Back when oil was trading in the $130s, I read a story about airlines, specifically UAL (and maybe AMR as well) hedging their fuel costs at those high prices. I thought to myself at the time, “Well that must certainly be the top in oil”. Here’s some details about their hedging reported in the last quarter earnings press release:
As of July 21, the company had hedged approximately 44 percent of its estimated 2008 third quarter mainline fuel consumption, of which approximately 34 percent is through three-way collars with upside protection beginning on average at a crude equivalent price of $111 per barrel and capped at $127 per barrel, with payment obligations beginning on average at a crude equivalent price below $107 per barrel. The remaining 10 percent is hedged through collars with upside protection beginning at an average crude equivalent price of $111 per barrel with payment obligations on average beginning at crude equivalent price below $100 per barrel.
As of the same date, United had hedged 47 percent of its forecasted mainline fuel consumption for the fourth quarter of 2008, of which 29 percent is through three-way collars with upside protection on average beginning from $113 per barrel and capped at $134 per barrel with payment obligations on average beginning if crude oil drops below $107 per barrel. The remaining 18 percent is hedged through collars with upside protection on average beginning at a crude oil equivalent price of $109 per barrel with payment obligations on average beginning if crude oil drops below $99 per barrel.
Now those hedges have come home to roos (via the WSJ)t:
United Airlines said its fuel hedges are underwater by $544 million.

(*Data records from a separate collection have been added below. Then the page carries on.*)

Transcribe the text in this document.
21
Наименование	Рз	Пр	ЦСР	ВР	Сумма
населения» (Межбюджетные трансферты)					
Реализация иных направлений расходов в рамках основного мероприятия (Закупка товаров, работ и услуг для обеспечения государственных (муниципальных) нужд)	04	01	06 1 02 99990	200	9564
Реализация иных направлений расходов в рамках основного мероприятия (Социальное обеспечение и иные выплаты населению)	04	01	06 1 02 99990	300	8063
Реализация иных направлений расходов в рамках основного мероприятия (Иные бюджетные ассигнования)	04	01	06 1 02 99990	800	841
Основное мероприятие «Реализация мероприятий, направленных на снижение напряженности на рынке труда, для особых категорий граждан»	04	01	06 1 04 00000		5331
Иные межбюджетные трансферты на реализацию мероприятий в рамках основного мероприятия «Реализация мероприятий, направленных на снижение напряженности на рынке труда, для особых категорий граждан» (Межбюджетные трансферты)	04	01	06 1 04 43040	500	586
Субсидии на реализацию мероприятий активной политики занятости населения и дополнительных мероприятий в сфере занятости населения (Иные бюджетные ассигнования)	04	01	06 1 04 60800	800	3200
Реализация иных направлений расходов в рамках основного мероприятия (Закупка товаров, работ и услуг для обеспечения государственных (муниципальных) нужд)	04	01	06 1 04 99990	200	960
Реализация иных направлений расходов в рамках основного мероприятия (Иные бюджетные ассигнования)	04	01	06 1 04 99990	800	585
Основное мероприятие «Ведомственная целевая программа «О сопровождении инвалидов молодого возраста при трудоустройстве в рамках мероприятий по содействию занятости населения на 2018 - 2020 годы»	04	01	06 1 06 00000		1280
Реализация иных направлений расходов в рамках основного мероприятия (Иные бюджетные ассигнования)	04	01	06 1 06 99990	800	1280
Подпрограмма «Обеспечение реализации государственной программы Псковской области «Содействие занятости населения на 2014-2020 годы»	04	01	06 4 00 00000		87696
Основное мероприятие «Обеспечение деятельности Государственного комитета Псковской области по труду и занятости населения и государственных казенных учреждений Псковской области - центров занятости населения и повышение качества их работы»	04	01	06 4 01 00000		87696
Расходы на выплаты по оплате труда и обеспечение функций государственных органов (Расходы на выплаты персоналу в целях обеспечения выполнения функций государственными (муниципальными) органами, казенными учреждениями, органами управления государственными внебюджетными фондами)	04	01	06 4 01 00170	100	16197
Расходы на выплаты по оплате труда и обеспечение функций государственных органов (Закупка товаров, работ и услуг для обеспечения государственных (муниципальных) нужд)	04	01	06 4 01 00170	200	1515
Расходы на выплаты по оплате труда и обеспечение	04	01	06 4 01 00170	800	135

Like other airlines, the nation’s second-largest carrier has been aggressively hedging its fuel expenses, which had seemed to be rising without respite. But oil prices have declined since peaking at $147 a barrel this summer, down to less than $94 a barrel on Wednesday.
In a Securities and Exchange Commission filing, United estimated its hedging loss through the end of the month based on Monday’s predicted fuel prices. The projection included $72 million in realized losses and an additional $472 million in unrealized losses.
Apparently Southwest Airlines is the only American carrier with intelligent management.